Elles n’ont jamais été séparées, c’est la force de ces deux soeurs. Respectivement âgées de trente-huit et de trente-deux ans, Magalie et Claire ont eu une enfance « pas comme les autres ».
Témoignage de Magalie et Claire Delcroix, anciennement accompagnées au FAR Le Château, Pont-de-Metz
Après le décès de leur mère, les années se sont écoulées entre les séjours en familles d’accueil et la vie avec leur père qui ne sut jamais leur offrir une enfance heureuse : les violentes disputes avec celle qui partagea alors sa vie, l’alcool et les graves problèmes d’argent ont marqué les filles à jamais.

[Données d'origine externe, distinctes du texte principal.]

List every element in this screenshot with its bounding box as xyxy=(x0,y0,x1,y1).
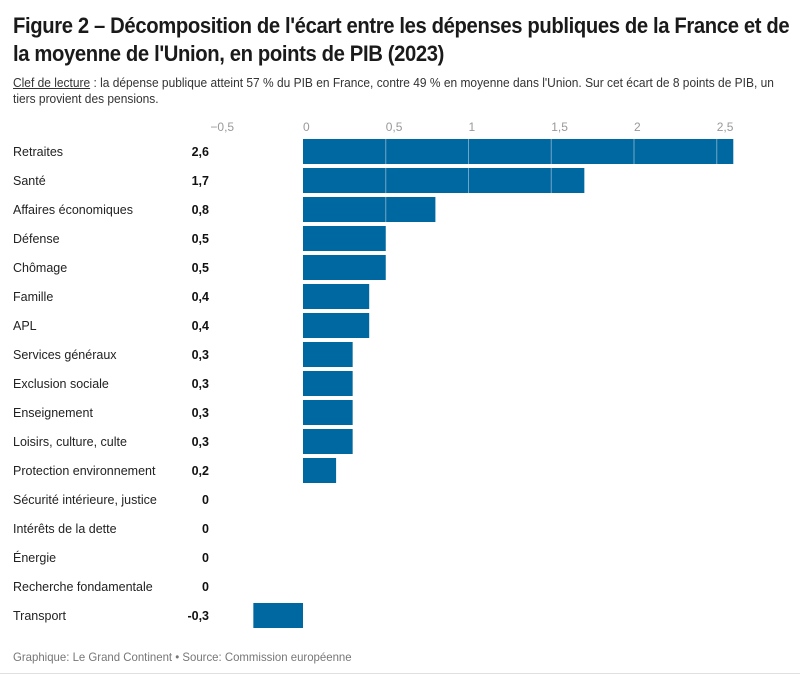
value-label: 0,4 xyxy=(192,290,209,304)
x-tick-label: 2,5 xyxy=(717,120,734,134)
value-label: 0,5 xyxy=(192,261,209,275)
value-label: 0,3 xyxy=(192,348,209,362)
x-axis-ticks: −0,5 0 0,5 1 1,5 2 2,5 xyxy=(210,120,733,134)
category-label: Retraites xyxy=(13,145,63,159)
value-label: 0 xyxy=(202,522,209,536)
bar xyxy=(303,313,370,338)
bar xyxy=(303,429,353,454)
category-label: Énergie xyxy=(13,550,56,565)
value-label: -0,3 xyxy=(187,609,209,623)
reading-key: Clef de lecture : la dépense publique at… xyxy=(13,75,786,107)
category-label: Santé xyxy=(13,174,46,188)
value-label: 2,6 xyxy=(192,145,209,159)
reading-key-label: Clef de lecture xyxy=(13,75,91,90)
value-label: 0,5 xyxy=(192,232,209,246)
category-label: Affaires économiques xyxy=(13,203,133,217)
bar xyxy=(303,139,734,164)
category-label: Défense xyxy=(13,232,60,246)
value-label: 0 xyxy=(202,551,209,565)
bar xyxy=(303,197,436,222)
footer-divider xyxy=(0,673,800,674)
x-tick-label: 2 xyxy=(634,120,641,134)
category-label: Famille xyxy=(13,290,53,304)
value-label: 0 xyxy=(202,493,209,507)
gridlines xyxy=(385,139,718,222)
category-label: Protection environnement xyxy=(13,464,156,478)
bar xyxy=(253,603,303,628)
x-tick-label: 0,5 xyxy=(386,120,403,134)
bar xyxy=(303,371,353,396)
value-label: 0,4 xyxy=(192,319,209,333)
category-labels: Retraites Santé Affaires économiques Défens… xyxy=(13,145,157,623)
category-label: Transport xyxy=(13,609,67,623)
category-label: Sécurité intérieure, justice xyxy=(13,493,157,507)
value-label: 0,3 xyxy=(192,406,209,420)
category-label: Recherche fondamentale xyxy=(13,580,153,594)
bars xyxy=(253,139,734,628)
source-credit: Graphique: Le Grand Continent • Source: … xyxy=(13,650,352,664)
x-tick-label: 1,5 xyxy=(551,120,568,134)
value-label: 0,2 xyxy=(192,464,209,478)
category-label: Chômage xyxy=(13,261,67,275)
value-label: 0,3 xyxy=(192,435,209,449)
category-label: Services généraux xyxy=(13,348,117,362)
chart-title: Figure 2 – Décomposition de l'écart entr… xyxy=(13,13,790,66)
x-tick-label: 0 xyxy=(303,120,310,134)
reading-key-text: : la dépense publique atteint 57 % du PI… xyxy=(13,75,774,106)
value-label: 1,7 xyxy=(192,174,209,188)
bar xyxy=(303,226,386,251)
category-label: Loisirs, culture, culte xyxy=(13,435,127,449)
value-label: 0,3 xyxy=(192,377,209,391)
value-label: 0,8 xyxy=(192,203,209,217)
value-labels: 2,6 1,7 0,8 0,5 0,5 0,4 0,4 0,3 0,3 0,3 0,3 0,2 0 0 0 0… xyxy=(187,145,209,623)
bar xyxy=(303,400,353,425)
category-label: Enseignement xyxy=(13,406,93,420)
bar xyxy=(303,168,585,193)
value-label: 0 xyxy=(202,580,209,594)
category-label: Intérêts de la dette xyxy=(13,522,117,536)
bar xyxy=(303,284,370,309)
category-label: Exclusion sociale xyxy=(13,377,109,391)
category-label: APL xyxy=(13,319,37,333)
bar xyxy=(303,458,337,483)
x-tick-label: 1 xyxy=(469,120,476,134)
x-tick-label: −0,5 xyxy=(210,120,234,134)
bar xyxy=(303,255,386,280)
bar xyxy=(303,342,353,367)
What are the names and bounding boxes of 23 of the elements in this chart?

Elles ne retrouvaient le sourire que le week-end quand leurs grands-parents maternels et des amis proches les accueillaient. Il s’agissait de moments d’insouciance, mais qui prenaient fin le dimanche soir quand elles devaient retourner à la maison.
Cela dura jusqu’au moment où leur père ne revint pas, laissant ses filles abandonnées à elles-mêmes. L’aide sociale à l’enfance les plaça dans une nouvelle famille d’accueil qui maltraita Claire, lui infligeant coups et vexations. Magalie, l’aînée, qui ne pouvait plus supporter cela, sollicita d’elle-même l’assistante sociale.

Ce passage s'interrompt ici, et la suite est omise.